A 2002 Parenting Assessment provided:
[Appellant] denies [that Spencer sexually abused her daughter] and reports that this incident is her daughter’s fault and says she had no control of the situation because she was not present during the abuse.
Finally, a February 2002 psychosexual evaluation provided:
It also seems clear, given the findings from the previous psychological evaluation 5 years ago, as well as the reports from the Child Protection Services in Colorado and in Minnesota, that rapid change or growth is not to be expected for [appellant]. She seems to be genuinely motivated, but is unable to counter her own characterological traits, which interfere with her ability to tolerate any critical feedback, which limit her ability to perceive herself accurately or as in any way responsible for her own problems * * * .
* * * Even in the best of circumstances, however, [appellant] will not make changes rapidly.
Appellant gave up her first child for adoption; she had her second child removed from her home; her parental rights to her third, fourth, and fifth children were terminated, and she lost legal custody of her sixth child. Appellant has not taken any responsibility for her failure to parent her first six children, and she has not demonstrated that she will be able to appropriately care for K.S. in the reasonably foreseeable future. We conclude that clear and convincing evidence supports the district court’s decision to terminate appellant’s parental rights on the ground of palpable unfitness.
Although palpable unfitness was the only ground argued in the termination petition, the district court also concluded that clear and convincing evidence supported termination on other grounds. A district court need find only one statutory ground to terminate parental rights. S.Z., 547 N.W.2d at 890. Because we affirm the termination on the ground that appellant is palpably unfit, we do not reach appellant’s arguments regarding the district court’s consideration of other statutory factors.

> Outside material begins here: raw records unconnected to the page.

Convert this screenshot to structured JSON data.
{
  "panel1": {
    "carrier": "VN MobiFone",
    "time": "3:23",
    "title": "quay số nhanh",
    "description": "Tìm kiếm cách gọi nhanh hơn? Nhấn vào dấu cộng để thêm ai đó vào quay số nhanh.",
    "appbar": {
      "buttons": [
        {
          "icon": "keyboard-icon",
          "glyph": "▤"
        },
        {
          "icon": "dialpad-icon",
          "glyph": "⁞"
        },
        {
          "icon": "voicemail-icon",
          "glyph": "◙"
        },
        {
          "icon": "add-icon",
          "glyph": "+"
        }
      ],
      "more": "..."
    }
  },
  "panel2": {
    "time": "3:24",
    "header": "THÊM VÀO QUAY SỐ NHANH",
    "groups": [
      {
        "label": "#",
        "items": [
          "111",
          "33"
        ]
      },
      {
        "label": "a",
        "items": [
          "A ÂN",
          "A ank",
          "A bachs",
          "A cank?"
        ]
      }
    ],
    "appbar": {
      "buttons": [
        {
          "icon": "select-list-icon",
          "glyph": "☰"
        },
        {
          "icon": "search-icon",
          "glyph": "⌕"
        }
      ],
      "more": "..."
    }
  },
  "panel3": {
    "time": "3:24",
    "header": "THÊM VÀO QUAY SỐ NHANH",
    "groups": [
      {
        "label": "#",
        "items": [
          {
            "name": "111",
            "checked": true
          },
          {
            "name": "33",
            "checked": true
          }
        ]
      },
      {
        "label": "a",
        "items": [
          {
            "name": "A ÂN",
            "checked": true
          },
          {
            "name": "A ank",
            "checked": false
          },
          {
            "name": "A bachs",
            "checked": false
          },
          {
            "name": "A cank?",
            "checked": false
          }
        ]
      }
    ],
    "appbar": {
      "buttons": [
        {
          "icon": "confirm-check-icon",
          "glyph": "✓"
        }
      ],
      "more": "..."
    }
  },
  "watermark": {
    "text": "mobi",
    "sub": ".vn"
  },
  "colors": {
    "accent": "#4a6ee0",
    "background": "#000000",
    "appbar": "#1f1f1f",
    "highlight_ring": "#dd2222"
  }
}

Appellant also challenges the district court’s admission of records from the previous termination proceedings in Colorado. Assuming without deciding that those records were inadmissible, substantial evidence, including appellant’s testimony and pretrial evaluations performed in Minnesota, supports the district court’s finding that appellant is palpably unfit to be a party to the parent-child relationship.
 We note that the district court did not apply the presumption in Minn. Stat. § 260C.301, subd. 1(b)(4) (parent is presumed palpably unfit on a showing that the parent’s rights to another child were involuntarily terminated). We therefore do not apply the presumption on review.